Speaking of not being able to do as much, I’ve officially stopped running. I made it 30 weeks. I had hoped to go 32-34 weeks but after my last run (which felt great) all the ligament areas involved with the pregnant belly were soooo sore. I finally decided it just wasn’t worth the pain. I’ve tried to start walking, but as I’m finding out, even doing that can make me sore. Yoga is still feeling great though so I’m definitely going to keep that up. I can get semi-decent periods of sleep if I do yoga before bed. I’m also hoping it will encourage you to go/stay head down. At the last midwife appointment, she wasn’t able to tell if you were bottoms up or not. I won’t be able to do a homebirth if you are breech so pretty please go head down if you aren’t already. I was attempting ‘belly mapping’ the other night and all I came up with was that you must have 18 legs. So clearly I have no clue where you are. All I know is you are busy busy in there!
This past week was a bit stressful. Thankfully Daddy was fine, but last Monday he was in a car accident that totaled his car. Damian thought it was cool to see the tow truck and police car at the accident scene, and that kept my pregnant woman rage in check. I could have easily smacked the guy who ran into your father! I’m just glad the only thing hurt was his car!! His guardian angel did his job, that’s for sure… Anyway, we’ve been doing the “one car family” thing for a week and spent a lot of time in rush hour traffic last week. I don’t know who disliked that more–you or Damian. This week Daddy is able to bike to work again so we’ve been spending a lot less time in the car which is keeping everyone happier. I’m hoping we find another car soon though.

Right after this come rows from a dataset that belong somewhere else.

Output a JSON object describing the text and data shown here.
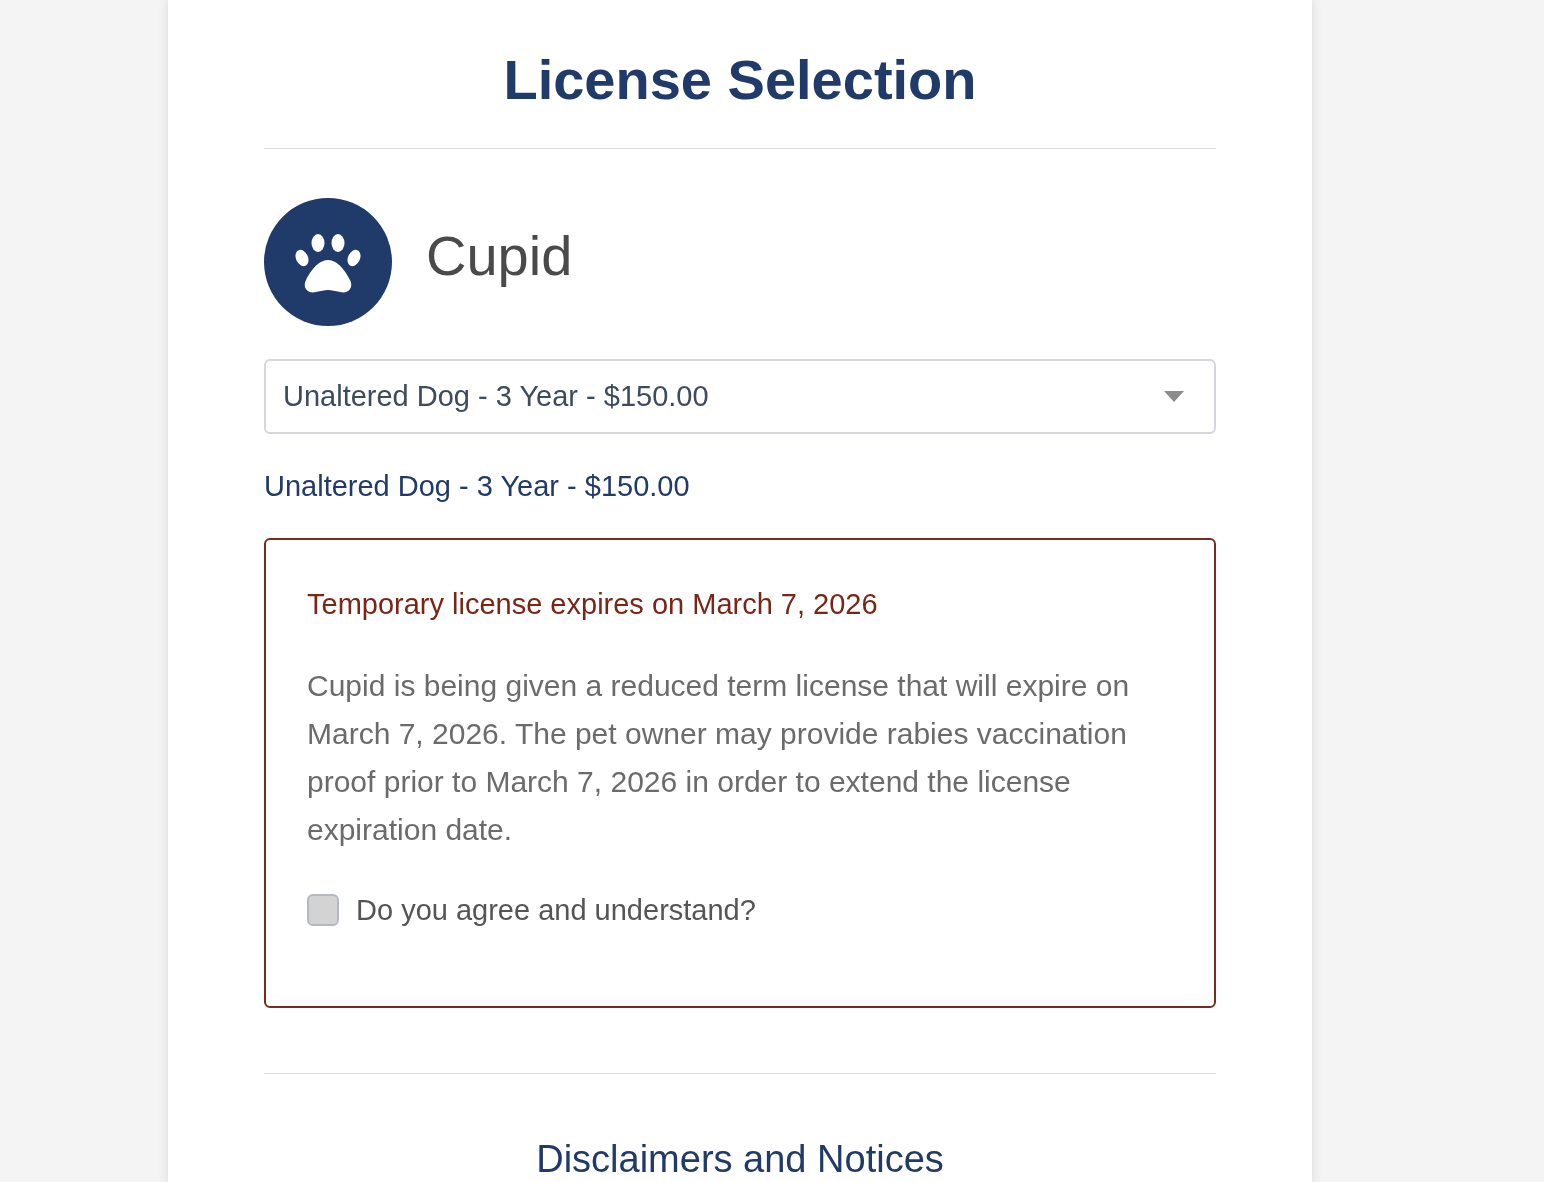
{
  "page_title": "License Selection",
  "pet": {
    "name": "Cupid"
  },
  "license_select": {
    "value": "Unaltered Dog - 3 Year - $150.00"
  },
  "selected_license": "Unaltered Dog - 3 Year - $150.00",
  "notice": {
    "title": "Temporary license expires on March 7, 2026",
    "body": "Cupid is being given a reduced term license that will expire on March 7, 2026. The pet owner may provide rabies vaccination proof prior to March 7, 2026 in order to extend the license expiration date.",
    "agreement": {
      "label": "Do you agree and understand?",
      "checked": false
    }
  },
  "next_section": {
    "title": "Disclaimers and Notices"
  }
}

Your big brother has become quite taken with you recently. During story time, he wants my belly exposed so that you can hear the story too. He loves to rub my belly and now that he knows he can feel you kick he will sit with his hand on my stomach waiting for you. He’s also gotten a lot better about jumping on the belly and hitting it. Hopefully for both of our sakes, that phase is over. I think he’s starting to realize there really is a baby in there and he needs to be nice. His most recent thing is wanting to hug you and tonight he gave you an impromptu kiss for the first time. He’s going to love you and as much as I can’t wait to meet you, I can’t wait for y’all to meet each other!

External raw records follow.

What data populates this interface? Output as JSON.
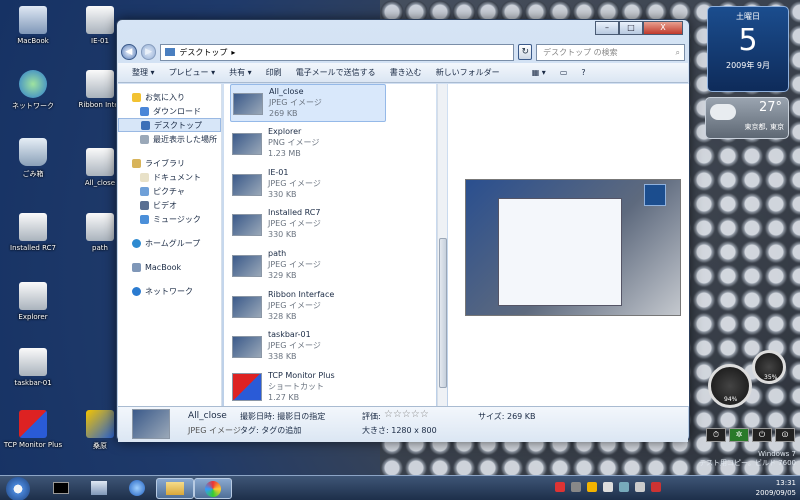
{
  "desktop": {
    "icons": [
      {
        "label": "MacBook"
      },
      {
        "label": "IE-01"
      },
      {
        "label": "ネットワーク"
      },
      {
        "label": "Ribbon Inter"
      },
      {
        "label": "ごみ箱"
      },
      {
        "label": "All_close"
      },
      {
        "label": "Installed RC7"
      },
      {
        "label": "path"
      },
      {
        "label": "Explorer"
      },
      {
        "label": "taskbar-01"
      },
      {
        "label": "TCP Monitor Plus"
      },
      {
        "label": "桑原"
      }
    ]
  },
  "window": {
    "minimize": "–",
    "maximize": "□",
    "close": "X",
    "address": {
      "folder": "デスクトップ",
      "arrow": "▸"
    },
    "search_placeholder": "デスクトップ の検索",
    "toolbar": [
      "整理 ▾",
      "プレビュー ▾",
      "共有 ▾",
      "印刷",
      "電子メールで送信する",
      "書き込む",
      "新しいフォルダー"
    ],
    "nav": {
      "favorites": "お気に入り",
      "fav_items": [
        "ダウンロード",
        "デスクトップ",
        "最近表示した場所"
      ],
      "library": "ライブラリ",
      "lib_items": [
        "ドキュメント",
        "ピクチャ",
        "ビデオ",
        "ミュージック"
      ],
      "homegroup": "ホームグループ",
      "macbook": "MacBook",
      "network": "ネットワーク"
    },
    "files": [
      {
        "name": "All_close",
        "type": "JPEG イメージ",
        "size": "269 KB"
      },
      {
        "name": "Explorer",
        "type": "PNG イメージ",
        "size": "1.23 MB"
      },
      {
        "name": "IE-01",
        "type": "JPEG イメージ",
        "size": "330 KB"
      },
      {
        "name": "Installed RC7",
        "type": "JPEG イメージ",
        "size": "330 KB"
      },
      {
        "name": "path",
        "type": "JPEG イメージ",
        "size": "329 KB"
      },
      {
        "name": "Ribbon Interface",
        "type": "JPEG イメージ",
        "size": "328 KB"
      },
      {
        "name": "taskbar-01",
        "type": "JPEG イメージ",
        "size": "338 KB"
      },
      {
        "name": "TCP Monitor Plus",
        "type": "ショートカット",
        "size": "1.27 KB"
      }
    ],
    "details": {
      "name": "All_close",
      "type": "JPEG イメージ",
      "date": "撮影日時: 撮影日の指定",
      "tags": "タグ: タグの追加",
      "rating_label": "評価:",
      "stars": "☆☆☆☆☆",
      "dimensions": "大きさ: 1280 x 800",
      "size": "サイズ: 269 KB"
    }
  },
  "gadgets": {
    "calendar": {
      "weekday": "土曜日",
      "day": "5",
      "month": "2009年 9月"
    },
    "weather": {
      "temp": "27°",
      "place": "東京都, 東京"
    },
    "cpu": {
      "cpu_pct": "94%",
      "mem_pct": "35%"
    }
  },
  "watermark": {
    "line1": "Windows 7",
    "line2": "テスト用コピー。ビルド 7600"
  },
  "clock": {
    "time": "13:31",
    "date": "2009/09/05"
  }
}
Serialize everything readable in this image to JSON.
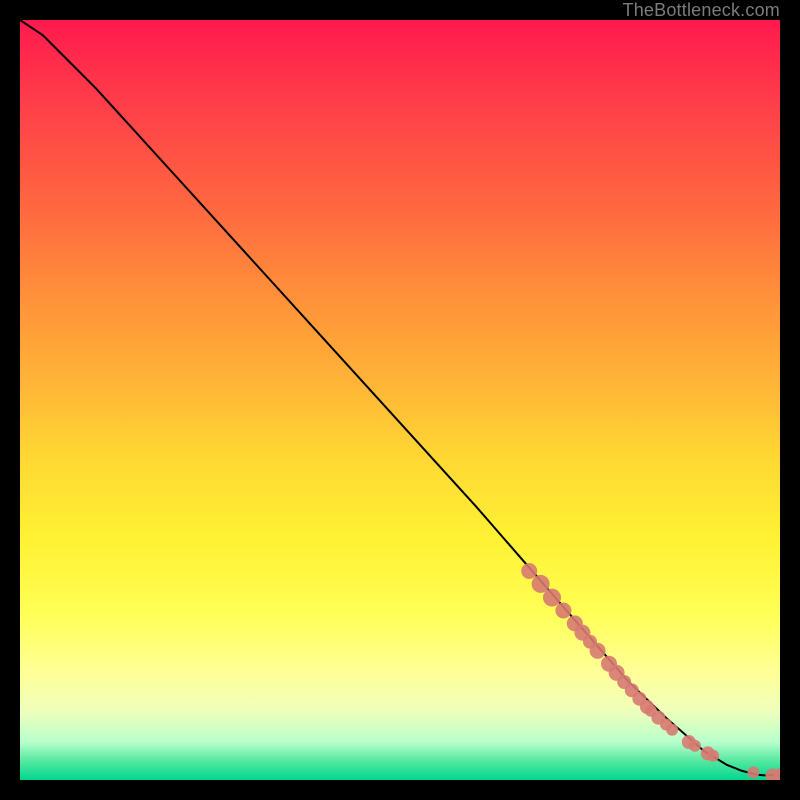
{
  "attribution": "TheBottleneck.com",
  "chart_data": {
    "type": "line",
    "title": "",
    "xlabel": "",
    "ylabel": "",
    "xlim": [
      0,
      100
    ],
    "ylim": [
      0,
      100
    ],
    "grid": false,
    "series": [
      {
        "name": "curve",
        "style": "line",
        "color": "#000000",
        "x": [
          0,
          3,
          6,
          10,
          20,
          30,
          40,
          50,
          60,
          70,
          80,
          85,
          90,
          93,
          95,
          97,
          98,
          100
        ],
        "y": [
          100,
          98,
          95,
          91,
          80,
          69,
          58,
          47,
          36,
          24.5,
          13,
          8.2,
          3.8,
          2.0,
          1.2,
          0.7,
          0.6,
          0.6
        ]
      },
      {
        "name": "points",
        "style": "scatter",
        "color": "#d77a72",
        "x": [
          67,
          68.5,
          70,
          71.5,
          73,
          74,
          75,
          76,
          77.5,
          78.5,
          79.5,
          80.5,
          81.5,
          82.5,
          83,
          84,
          85,
          85.8,
          88,
          88.8,
          90.5,
          91.2,
          96.5,
          99,
          100
        ],
        "y": [
          27.5,
          25.8,
          24.0,
          22.3,
          20.6,
          19.4,
          18.2,
          17.0,
          15.3,
          14.1,
          12.9,
          11.8,
          10.7,
          9.6,
          9.1,
          8.2,
          7.3,
          6.6,
          5.0,
          4.5,
          3.5,
          3.2,
          1.0,
          0.6,
          0.6
        ],
        "r": [
          8,
          9,
          9,
          8,
          8,
          8,
          7,
          8,
          8,
          8,
          7,
          7,
          7,
          7,
          6,
          7,
          6,
          6,
          7,
          6,
          7,
          6,
          6,
          7,
          7
        ]
      }
    ]
  }
}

Other than that, things are going well. You’ve definitely dropped and I now have everyone asking me if it’s a boy. Today our postal worker insisted that I was wrong and that Damian is definitely having a little brother. So… on the off chance he is right, I’m sorry these have all been addressed to Baby Girl. I’m still feeling pretty confident you’re a girl though. We’ll have A LOT of pink things to deal with if you aren’t. Strangers keep telling me there’s no way I’m making it until the end of October because I’m so big. That’s been a huge boost to the ego! You have to make it until at least mid-October because Daddy is doing the play at church again, and I can’t give birth without him. However, that’s not too long from now. I can’t believe I can finally say I get to meet you next month!! I’m so excited to hold you and see your face.